Jenohn Wrieden (back) and Rick Amalfi testing the “lake above the lake” which receives nuisance flows and seeps over into Tempe Town Lake, causing more problems with the water. Amalfi measures bacteria counts and pH here to see what impact it has on the lake because it goes right into the lake. He says the yellow pigment is created by diatom algae. Photo by Aaron Rop Jenohn Wrieden (back) and Rick Amalfi testing the “lake above the lake” which receives nuisance flows and seeps over into Tempe Town Lake, causing more problems with the water. Amalfi measures bacteria counts and pH here to see what impact it has on the lake because it goes right into the lake. He says the yellow pigment is created by diatom algae.
Photo by Aaron Rop

Holding steady

“Let’s bail out of here,” Rick Amalfi says as he steps out of a white company truck.

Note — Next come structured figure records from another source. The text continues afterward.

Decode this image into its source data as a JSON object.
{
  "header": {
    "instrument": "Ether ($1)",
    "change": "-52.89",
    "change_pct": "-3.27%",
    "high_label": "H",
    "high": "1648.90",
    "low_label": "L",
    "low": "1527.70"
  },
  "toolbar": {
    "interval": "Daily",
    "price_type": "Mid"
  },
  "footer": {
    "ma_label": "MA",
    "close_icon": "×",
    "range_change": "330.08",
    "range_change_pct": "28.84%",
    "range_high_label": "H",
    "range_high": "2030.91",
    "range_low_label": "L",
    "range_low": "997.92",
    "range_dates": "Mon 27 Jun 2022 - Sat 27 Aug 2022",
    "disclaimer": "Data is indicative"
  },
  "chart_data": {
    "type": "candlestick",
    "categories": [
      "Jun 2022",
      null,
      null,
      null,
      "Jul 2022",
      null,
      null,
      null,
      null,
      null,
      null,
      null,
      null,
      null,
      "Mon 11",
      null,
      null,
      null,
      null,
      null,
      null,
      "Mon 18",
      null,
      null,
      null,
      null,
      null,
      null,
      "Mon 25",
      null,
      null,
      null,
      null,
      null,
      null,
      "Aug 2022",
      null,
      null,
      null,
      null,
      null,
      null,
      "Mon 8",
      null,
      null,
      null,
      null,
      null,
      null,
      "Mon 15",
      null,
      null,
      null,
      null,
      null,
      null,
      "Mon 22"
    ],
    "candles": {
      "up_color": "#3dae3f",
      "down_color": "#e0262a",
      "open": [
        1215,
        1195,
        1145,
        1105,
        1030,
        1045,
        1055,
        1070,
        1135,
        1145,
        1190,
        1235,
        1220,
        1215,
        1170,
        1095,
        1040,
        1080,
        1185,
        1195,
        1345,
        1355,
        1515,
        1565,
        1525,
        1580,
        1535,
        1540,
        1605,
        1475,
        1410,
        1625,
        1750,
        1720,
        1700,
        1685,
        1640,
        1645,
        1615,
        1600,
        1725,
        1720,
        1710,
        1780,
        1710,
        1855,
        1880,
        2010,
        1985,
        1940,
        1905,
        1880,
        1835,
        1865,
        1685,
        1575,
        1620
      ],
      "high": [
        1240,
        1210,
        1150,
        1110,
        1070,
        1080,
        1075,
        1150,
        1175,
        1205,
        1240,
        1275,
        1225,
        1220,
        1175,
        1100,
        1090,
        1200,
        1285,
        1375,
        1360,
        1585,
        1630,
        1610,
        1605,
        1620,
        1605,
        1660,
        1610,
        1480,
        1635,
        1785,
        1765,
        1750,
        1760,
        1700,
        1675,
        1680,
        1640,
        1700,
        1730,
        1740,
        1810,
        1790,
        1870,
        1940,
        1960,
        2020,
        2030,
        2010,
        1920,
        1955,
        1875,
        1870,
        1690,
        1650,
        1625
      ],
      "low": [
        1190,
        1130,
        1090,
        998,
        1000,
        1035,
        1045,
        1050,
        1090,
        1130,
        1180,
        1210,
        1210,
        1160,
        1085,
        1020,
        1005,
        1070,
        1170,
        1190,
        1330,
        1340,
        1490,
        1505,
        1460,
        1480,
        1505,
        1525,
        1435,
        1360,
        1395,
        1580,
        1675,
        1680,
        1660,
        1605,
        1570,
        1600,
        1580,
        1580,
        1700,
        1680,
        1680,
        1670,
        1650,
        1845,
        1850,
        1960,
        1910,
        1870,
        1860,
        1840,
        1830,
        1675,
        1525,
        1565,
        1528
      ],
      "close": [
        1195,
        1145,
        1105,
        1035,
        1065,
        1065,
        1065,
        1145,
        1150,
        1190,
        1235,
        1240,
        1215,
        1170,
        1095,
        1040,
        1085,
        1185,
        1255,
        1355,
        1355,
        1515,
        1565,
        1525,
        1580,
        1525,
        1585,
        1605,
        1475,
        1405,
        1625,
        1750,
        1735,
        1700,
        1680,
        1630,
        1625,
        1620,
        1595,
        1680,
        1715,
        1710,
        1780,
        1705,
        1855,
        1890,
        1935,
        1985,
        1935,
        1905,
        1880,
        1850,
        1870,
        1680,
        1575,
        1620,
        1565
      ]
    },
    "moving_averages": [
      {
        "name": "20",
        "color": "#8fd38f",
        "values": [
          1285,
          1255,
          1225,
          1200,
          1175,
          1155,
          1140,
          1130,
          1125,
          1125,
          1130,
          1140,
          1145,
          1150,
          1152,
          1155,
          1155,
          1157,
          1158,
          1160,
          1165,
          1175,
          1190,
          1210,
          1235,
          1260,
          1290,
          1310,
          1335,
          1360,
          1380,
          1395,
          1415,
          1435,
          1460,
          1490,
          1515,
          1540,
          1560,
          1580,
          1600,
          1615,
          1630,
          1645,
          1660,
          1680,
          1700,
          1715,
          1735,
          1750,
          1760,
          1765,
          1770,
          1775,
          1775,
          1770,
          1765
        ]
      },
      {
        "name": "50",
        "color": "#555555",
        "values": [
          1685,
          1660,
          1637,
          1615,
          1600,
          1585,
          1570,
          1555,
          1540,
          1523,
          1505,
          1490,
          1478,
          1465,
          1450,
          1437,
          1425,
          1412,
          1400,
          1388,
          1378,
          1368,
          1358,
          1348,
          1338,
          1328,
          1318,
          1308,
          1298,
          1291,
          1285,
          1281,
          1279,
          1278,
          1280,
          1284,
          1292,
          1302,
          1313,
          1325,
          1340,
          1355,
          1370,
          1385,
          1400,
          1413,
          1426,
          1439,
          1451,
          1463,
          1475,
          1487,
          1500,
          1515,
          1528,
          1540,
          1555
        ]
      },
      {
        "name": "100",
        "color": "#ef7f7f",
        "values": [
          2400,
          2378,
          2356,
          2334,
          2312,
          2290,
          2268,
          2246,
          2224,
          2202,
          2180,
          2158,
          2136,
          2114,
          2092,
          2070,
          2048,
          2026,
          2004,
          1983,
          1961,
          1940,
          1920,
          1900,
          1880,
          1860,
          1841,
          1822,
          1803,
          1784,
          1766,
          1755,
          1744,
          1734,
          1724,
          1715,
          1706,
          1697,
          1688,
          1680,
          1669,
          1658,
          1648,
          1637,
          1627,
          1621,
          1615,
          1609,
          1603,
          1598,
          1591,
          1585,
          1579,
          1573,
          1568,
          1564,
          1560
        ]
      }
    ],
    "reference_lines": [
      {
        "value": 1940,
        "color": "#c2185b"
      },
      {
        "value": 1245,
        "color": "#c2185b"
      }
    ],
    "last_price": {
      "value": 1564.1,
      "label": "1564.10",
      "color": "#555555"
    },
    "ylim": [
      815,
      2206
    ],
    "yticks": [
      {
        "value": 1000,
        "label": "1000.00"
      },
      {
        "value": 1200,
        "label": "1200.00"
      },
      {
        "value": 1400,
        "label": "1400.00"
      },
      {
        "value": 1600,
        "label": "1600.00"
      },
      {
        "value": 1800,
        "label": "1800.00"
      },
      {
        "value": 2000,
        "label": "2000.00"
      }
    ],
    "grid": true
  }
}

Amalfi and Wrieden are behind the east dam today, finishing their sample collection. It's called the “lake above the lake” that receives nuisance flows and causes issues for Tempe Town Lake’s water quality. The water has been allowed to rise to the top of the east dam because it protects the rubber bladder from the sun.

“What we’ve been doing here is measuring bacteria counts and pH to see what impact it has because it goes right into the lake. Of course it won’t matter if they take the dam down” Amalfi says while walking down a gravel slope to the edge of the water.

"I would say there are diatom algae (in the water). That’s why there is a yellow pigment,” he observes. The yellow water laps against the bank, carrying a red, deflated balloon. Amalfi continues to the water’s  foamy edge. Weeds sprout between the rocks along the bank.

Wrieden and Amalfi simultaneously dip their pH and dissolved-oxygen meter’s sensors in the lake. Wrieden shouts her results to Amalfi, trying to be heard over bridge traffic.

“The lake’s holding steady,” Amalfi says.